Task result storage, custom states, and progress tracking patterns.

### Key Patterns

- **Redis backend** for task status and small results
- **Custom task states** (VALIDATING, PROCESSING, UPLOADING) for progress
- **`update_state()`** for real-time progress reporting
- **S3/database** for large result storage (never Redis)
- **AsyncResult** for querying task state and progress

### Key Decisions

| Decision | Recommendation |
|----------|----------------|
| Status storage | Redis result backend |
| Large results | S3 or database (never Redis) |
| Progress | Custom states with `update_state()` |
| Result query | AsyncResult with state checks |

## ARQ Patterns

Lightweight async Redis Queue for FastAPI and simple background tasks.

### Key Patterns

- **Native async/await** with `arq` for FastAPI integration
- **Worker lifecycle** with `startup`/`shutdown` hooks for resource management
- **Job enqueue** from FastAPI routes with `enqueue_job()`
- **Job status** tracking with `Job.status()` and `Job.result()`
- **Delayed tasks** with `_delay=timedelta()` for deferred execution

### Key Decisions

| Decision | Recommendation |
|----------|----------------|
| Simple async | ARQ (native async) |
| Complex workflows | Celery (chains, chords) |
| In-process quick | FastAPI BackgroundTasks |
| LLM workflows | LangGraph (not Celery) |

## Tool Selection

Load: `Read("${CLAUDE_SKILL_DIR}/references/quick-start-examples.md")` for the full tool comparison table (ARQ, Celery, RQ, Dramatiq, FastAPI BackgroundTasks).

## Anti-Patterns (FORBIDDEN)

Load details: `Read("${CLAUDE_SKILL_DIR}/references/anti-patterns.md")` for full list.

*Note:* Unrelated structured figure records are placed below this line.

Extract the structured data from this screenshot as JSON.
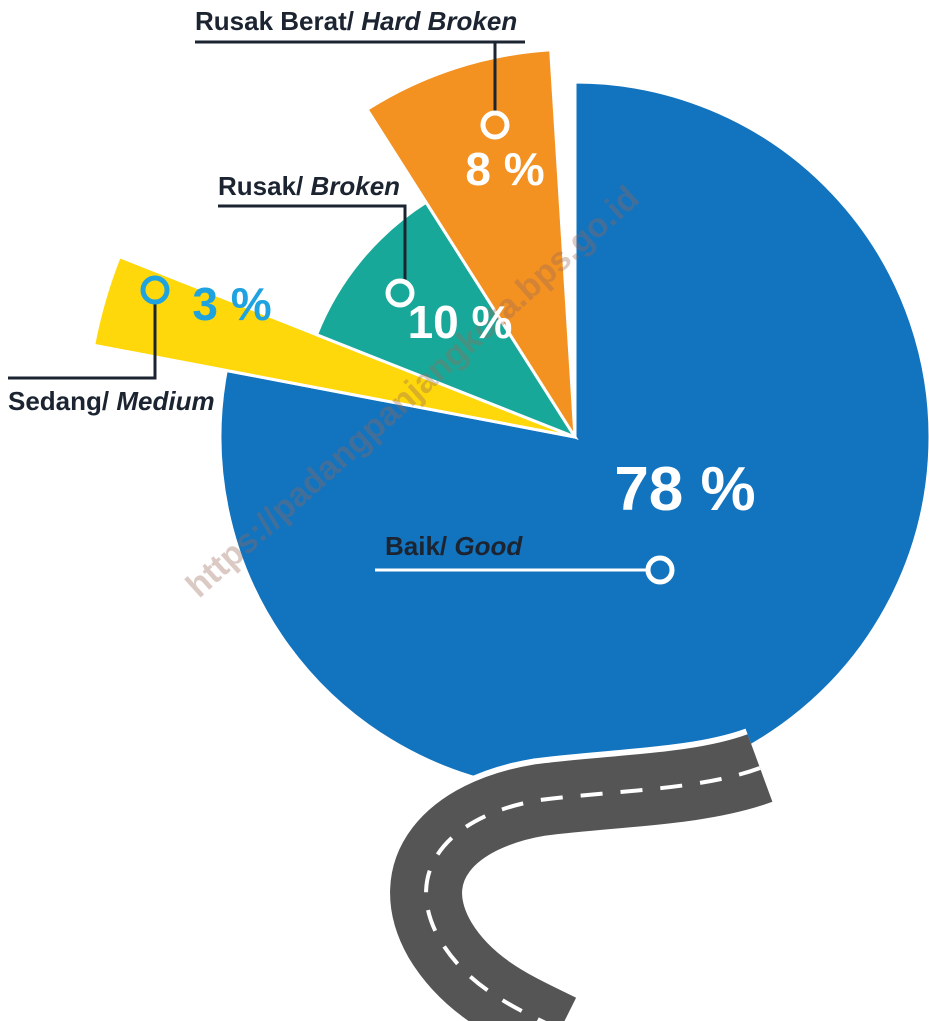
{
  "chart_data": {
    "type": "pie",
    "categories": [
      "Baik/ Good",
      "Sedang/ Medium",
      "Rusak/ Broken",
      "Rusak Berat/ Hard Broken"
    ],
    "values": [
      78,
      3,
      10,
      8
    ],
    "value_labels": [
      "78 %",
      "3 %",
      "10 %",
      "8 %"
    ],
    "colors": [
      "#1273be",
      "#fed80a",
      "#17a89a",
      "#f39121"
    ],
    "watermark": "https://padangpanjangkota.bps.go.id"
  }
}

Key rules: never run long tasks in request handlers, never block on results inside tasks, never store large results in Redis, always use idempotency for retried tasks.

## Temporal Workflows

Durable execution engine for reliable distributed applications with Temporal.io.

### Key Patterns

- **Workflow definitions** with `@workflow.defn` and deterministic code
- **Saga pattern** with compensation for multi-step transactions
- **Signals and queries** for external interaction with running workflows
- **Timers** with `workflow.wait_condition()` for human-in-the-loop
- **Parallel activities** via `asyncio.gather` inside workflows

### Key Decisions

| Decision | Recommendation |
|----------|----------------|
| Workflow ID | Business-meaningful, idempotent |
| Determinism | Use `workflow.random()`, `workflow.now()` |
| I/O | Always via activities, never directly |

## Temporal Activities

Activity and worker patterns for Temporal.io I/O operations.

### Key Patterns

- **Activity definitions** with `@activity.defn` for all I/O
- **Heartbeating** for long-running activities (> 60s)
- **Error classification** with `ApplicationError(non_retryable=True)` for business errors
- **Worker configuration** with dedicated task queues
- **Testing** with `WorkflowEnvironment.start_local()`

### Key Decisions

| Decision | Recommendation |
|----------|----------------|
| Activity timeout | `start_to_close` for most cases |
| Error handling | Non-retryable for business errors |
| Testing | WorkflowEnvironment for integration tests |

## Related Skills

- `ork:python-backend` - FastAPI, asyncio, SQLAlchemy patterns
- `ork:langgraph` - LangGraph workflow patterns (use for LLM workflows, not Celery)
- `ork:distributed-systems` - Resilience patterns, circuit breakers
- `ork:monitoring-observability` - Metrics and alerting

## Capability Details

Load details: `Read("${CLAUDE_SKILL_DIR}/references/capability-details.md")` for full keyword index and problem-solution mapping across all 8 capabilities.